Critical Powder Production Parameters
The process depends on the use of inert gas, usually argon, to atomise the metal which has been pre-alloyed by vacuum melting. Increasingly centrifugal atomised powders are favoured - e.g. those made by the Rotating Electrode Process (REP).
Advantages of Using Improves Powders
The advantages of material produced are:
• Much better uniformity of chemical composition (lack of segregation)
• Freedom from ingot defects
• Fine and uniform distribution of secondary phases (carbides and other hardening precipitates). The last results from the fact that each particle of powder is virtually quenched from the liquid state.
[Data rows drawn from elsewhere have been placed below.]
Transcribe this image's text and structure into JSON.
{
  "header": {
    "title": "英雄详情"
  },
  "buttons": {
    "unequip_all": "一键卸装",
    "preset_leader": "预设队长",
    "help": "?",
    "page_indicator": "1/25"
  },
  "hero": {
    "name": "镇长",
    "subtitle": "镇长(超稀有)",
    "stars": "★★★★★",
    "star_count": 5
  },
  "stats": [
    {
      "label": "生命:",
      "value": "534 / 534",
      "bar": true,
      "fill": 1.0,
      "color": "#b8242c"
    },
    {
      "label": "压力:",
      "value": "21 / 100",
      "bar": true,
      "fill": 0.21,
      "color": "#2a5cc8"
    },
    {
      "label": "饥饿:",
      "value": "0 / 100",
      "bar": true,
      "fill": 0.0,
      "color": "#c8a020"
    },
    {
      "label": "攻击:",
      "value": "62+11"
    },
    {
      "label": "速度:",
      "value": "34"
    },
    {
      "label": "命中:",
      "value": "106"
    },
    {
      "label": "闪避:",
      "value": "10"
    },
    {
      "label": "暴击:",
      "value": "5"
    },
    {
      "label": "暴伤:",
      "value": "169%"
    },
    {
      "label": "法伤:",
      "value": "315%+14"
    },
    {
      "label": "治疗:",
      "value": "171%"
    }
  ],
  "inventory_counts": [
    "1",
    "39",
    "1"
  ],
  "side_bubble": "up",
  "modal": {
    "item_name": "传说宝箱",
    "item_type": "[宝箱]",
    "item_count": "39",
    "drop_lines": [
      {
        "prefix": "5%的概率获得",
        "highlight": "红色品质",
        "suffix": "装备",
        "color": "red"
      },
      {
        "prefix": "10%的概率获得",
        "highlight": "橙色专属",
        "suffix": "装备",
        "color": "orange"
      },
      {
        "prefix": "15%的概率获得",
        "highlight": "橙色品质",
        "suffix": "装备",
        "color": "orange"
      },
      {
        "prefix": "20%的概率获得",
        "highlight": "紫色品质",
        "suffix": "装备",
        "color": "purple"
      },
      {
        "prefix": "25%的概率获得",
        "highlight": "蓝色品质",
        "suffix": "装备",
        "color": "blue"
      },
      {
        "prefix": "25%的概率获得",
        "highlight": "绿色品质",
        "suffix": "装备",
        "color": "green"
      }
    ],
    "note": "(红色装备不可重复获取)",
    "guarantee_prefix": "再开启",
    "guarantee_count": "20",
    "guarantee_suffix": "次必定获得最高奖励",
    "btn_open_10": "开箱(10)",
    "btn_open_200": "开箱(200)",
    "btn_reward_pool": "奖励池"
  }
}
Production of High Speed Steels
Similar advantages apply to high speed steels and these are now being produced from powder by two different routes.
1. Irregular, water atomised powders are cold compacted either in rigid dies or isostatically, and then sintered in vacuum to give individual pieces of near finished shape and size
2. In a process analogous to that used for superalloys, gas atomised (spherical) powder is HIPed and extruded to produce wrought material such as bar. A number of processes for the production of near-net-shapes have been developed and shown considerable promise. Many of these are pseudo-isostatic hot pressing, the pressure being applied by a hydraulic press to a solid medium in which the powder or powder compact is embedded, the medium being such that, at the operating temperature, it transmits pressure in all directions as if it were a fluid. One such process is the Ceracon process. Another is the so-called fluid die process in which powder is contained in a die made of a metal that is so soft at the compacting temperature that it behaves substantially as a fluid. Superalloy shapes have been made in this way using copper/nickel alloys as the die material.